今回は、目が白くなる疾患の中で白くなる部分に分けてお話しします。

角膜が白くなる疾患

角膜潰瘍

角膜中央に潰瘍があり周囲が白濁

 

目の表面(角膜上皮)に傷ができるとその下にある実質が水分を吸収して白く濁ります。また目やに、結膜の充血、羞明(目をしょぼつかせる)などの症状もみられます。

 

角膜炎

角膜中央に白濁(シーズー)

 

点状表層角膜炎(ミニチュアダックス)

 

感染症や慢性的な刺激、自己免疫反応など様々な原因で角膜に炎症が起こり白くなります。乾性角結膜炎(ドライアイ)やペキニーズやパグなどの短頭種によくみられます。

角膜変性症

角膜上皮下にカルシウム沈着

 

角膜上皮下に脂質やカルシウムが沈着し白い斑点状に見えます。犬種によっては遺伝により、また老齢動物でよく見られます。進行するとその一部が脱落し角膜潰瘍をおこすことがあります。

 

角膜内皮障害

角膜半分の領域が白濁(チワワ)

 

角膜の内皮が変性を起こすと実質の水分過剰によって角膜が混濁(角膜浮腫)をおこします。老齢動物や犬種による素因(ボストンテリア、チワワ、プードルなど)で見られます。難治性で進行すると角膜全体が白くなり視覚が低下します。

 

緑内障

高眼圧による角膜浮腫(柴犬)

 

何らかの原因で目の中の水(眼房水)の排泄が悪くなると眼圧が上昇し、角膜が浮腫をおこすことにより白く濁ります。

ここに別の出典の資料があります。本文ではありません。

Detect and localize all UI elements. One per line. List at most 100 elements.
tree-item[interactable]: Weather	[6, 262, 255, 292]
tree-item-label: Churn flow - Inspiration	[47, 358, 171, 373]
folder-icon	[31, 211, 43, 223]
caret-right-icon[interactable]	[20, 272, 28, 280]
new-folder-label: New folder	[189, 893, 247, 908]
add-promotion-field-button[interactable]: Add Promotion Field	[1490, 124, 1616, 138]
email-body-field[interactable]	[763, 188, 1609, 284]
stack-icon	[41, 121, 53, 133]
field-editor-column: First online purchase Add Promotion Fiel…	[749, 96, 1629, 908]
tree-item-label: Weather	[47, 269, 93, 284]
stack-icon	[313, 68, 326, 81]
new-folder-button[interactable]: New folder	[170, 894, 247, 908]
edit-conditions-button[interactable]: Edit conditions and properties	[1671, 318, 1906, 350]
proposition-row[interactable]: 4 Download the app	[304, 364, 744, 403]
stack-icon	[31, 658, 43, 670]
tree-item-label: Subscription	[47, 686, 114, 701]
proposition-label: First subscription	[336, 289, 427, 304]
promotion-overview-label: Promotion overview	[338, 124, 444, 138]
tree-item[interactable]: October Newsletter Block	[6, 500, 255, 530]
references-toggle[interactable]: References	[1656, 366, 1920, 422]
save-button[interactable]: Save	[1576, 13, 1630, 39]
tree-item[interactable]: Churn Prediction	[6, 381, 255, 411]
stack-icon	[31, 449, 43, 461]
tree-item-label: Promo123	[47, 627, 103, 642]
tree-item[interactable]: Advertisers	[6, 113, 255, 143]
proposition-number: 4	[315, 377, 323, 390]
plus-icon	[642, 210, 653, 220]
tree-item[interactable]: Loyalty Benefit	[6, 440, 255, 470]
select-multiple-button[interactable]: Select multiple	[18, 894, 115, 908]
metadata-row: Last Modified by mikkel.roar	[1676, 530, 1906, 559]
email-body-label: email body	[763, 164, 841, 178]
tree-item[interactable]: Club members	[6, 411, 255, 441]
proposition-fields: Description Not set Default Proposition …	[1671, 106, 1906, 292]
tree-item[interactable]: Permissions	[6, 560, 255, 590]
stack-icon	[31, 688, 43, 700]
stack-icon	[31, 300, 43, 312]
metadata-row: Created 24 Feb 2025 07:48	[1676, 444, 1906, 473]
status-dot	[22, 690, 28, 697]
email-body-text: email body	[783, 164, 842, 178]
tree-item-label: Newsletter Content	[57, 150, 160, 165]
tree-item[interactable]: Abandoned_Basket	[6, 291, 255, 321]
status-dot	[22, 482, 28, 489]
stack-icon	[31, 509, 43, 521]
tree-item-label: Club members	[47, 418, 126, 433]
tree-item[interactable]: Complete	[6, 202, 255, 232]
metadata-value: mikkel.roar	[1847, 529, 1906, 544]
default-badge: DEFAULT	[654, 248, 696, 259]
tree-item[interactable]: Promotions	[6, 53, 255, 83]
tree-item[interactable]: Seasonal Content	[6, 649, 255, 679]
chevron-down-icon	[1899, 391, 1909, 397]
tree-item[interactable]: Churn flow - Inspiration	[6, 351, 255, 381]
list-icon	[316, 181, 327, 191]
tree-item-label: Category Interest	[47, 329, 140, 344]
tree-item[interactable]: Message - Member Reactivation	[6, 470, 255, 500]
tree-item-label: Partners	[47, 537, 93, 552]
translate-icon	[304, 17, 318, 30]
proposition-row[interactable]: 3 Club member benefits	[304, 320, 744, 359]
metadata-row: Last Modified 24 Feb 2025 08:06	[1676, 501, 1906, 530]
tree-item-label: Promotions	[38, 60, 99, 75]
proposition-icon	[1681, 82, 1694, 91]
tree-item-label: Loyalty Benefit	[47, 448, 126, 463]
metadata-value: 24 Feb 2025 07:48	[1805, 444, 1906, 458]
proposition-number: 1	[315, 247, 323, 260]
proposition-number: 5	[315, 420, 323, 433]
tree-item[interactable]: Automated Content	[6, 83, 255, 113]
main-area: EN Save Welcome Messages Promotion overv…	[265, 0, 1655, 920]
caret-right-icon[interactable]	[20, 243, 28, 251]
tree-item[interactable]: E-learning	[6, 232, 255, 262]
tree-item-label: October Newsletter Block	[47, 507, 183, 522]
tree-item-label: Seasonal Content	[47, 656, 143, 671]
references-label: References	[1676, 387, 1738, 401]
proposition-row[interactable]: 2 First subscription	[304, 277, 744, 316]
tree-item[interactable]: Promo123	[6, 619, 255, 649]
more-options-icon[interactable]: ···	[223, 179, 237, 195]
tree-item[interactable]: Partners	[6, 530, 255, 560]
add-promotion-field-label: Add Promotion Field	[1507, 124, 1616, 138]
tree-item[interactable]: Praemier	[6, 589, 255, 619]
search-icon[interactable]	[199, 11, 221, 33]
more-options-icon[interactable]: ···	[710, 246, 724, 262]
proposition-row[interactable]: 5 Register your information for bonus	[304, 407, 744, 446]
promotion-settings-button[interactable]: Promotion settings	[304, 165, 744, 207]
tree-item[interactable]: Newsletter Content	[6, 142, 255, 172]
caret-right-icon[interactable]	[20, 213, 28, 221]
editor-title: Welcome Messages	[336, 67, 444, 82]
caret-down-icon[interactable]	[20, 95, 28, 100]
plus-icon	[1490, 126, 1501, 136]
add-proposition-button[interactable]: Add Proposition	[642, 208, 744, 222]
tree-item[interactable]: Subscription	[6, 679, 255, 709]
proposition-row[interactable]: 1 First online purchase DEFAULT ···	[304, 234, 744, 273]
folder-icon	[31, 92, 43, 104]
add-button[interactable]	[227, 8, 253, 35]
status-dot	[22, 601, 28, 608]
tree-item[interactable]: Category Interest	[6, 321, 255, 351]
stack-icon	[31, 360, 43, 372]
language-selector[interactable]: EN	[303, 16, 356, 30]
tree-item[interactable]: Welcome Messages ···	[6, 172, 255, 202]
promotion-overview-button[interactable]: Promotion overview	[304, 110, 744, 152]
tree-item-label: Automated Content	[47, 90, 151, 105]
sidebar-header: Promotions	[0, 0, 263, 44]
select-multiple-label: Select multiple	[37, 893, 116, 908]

強い痛みを伴います。原発性(遺伝性)、続発性(眼内の炎症、腫瘍、水晶体脱臼など)が原因として考えられます。早急な処置が必要で、失明のリスクが高い疾患です。

 

前房が白く濁る疾患

前部ぶどう膜炎

(犬)

(猫)

 

感染症(ウイルス、真菌、細菌)や免疫反応などにより房水中に線維素や炎症細胞が混入し、白く混濁して見えます。また白内障の進行によっても起こることがあります。結膜の充血、羞明、目やになどの症状も伴います。

 

脂質性房水

 

血液検査にて高脂血症と診断

 

房水中に遊離脂肪とリポ蛋白が出現し乳白色に混濁して見えます。高脂血症が原因で起こることがあります。また、ぶどう膜炎と同じような症状がみられます。

水晶体が白くなる疾患

白内障

未熟白内障

 

成熟白内障

 

水晶体内のタンパク質が変性し白くなります。若年性(遺伝性)、老齢性、糖尿病性が原因としてあります。進行すると水晶体全体が真っ白になり視覚が失われます。また水晶体タンパクが眼内に漏出すると、ぶどう膜炎をおこすことがあります。

 

核硬化症

 

 

加齢とともに水晶体の中心部が硬くなることで青白く見える老化現象です。犬では68歳以降からみられ、猫では13歳以降でみられることがあります。白内障と間違われることが多いですが、これにより視覚を失うことはありません。

 

〜まとめ〜

犬や猫の目が白くなる原因として白内障がよく知られていますが、それ以外にも様々な疾患があります。また短期間で視覚を失う疾患もありますので、早めに動物病院への受診が勧められます。早期発見と適切な治療が非常に重要です。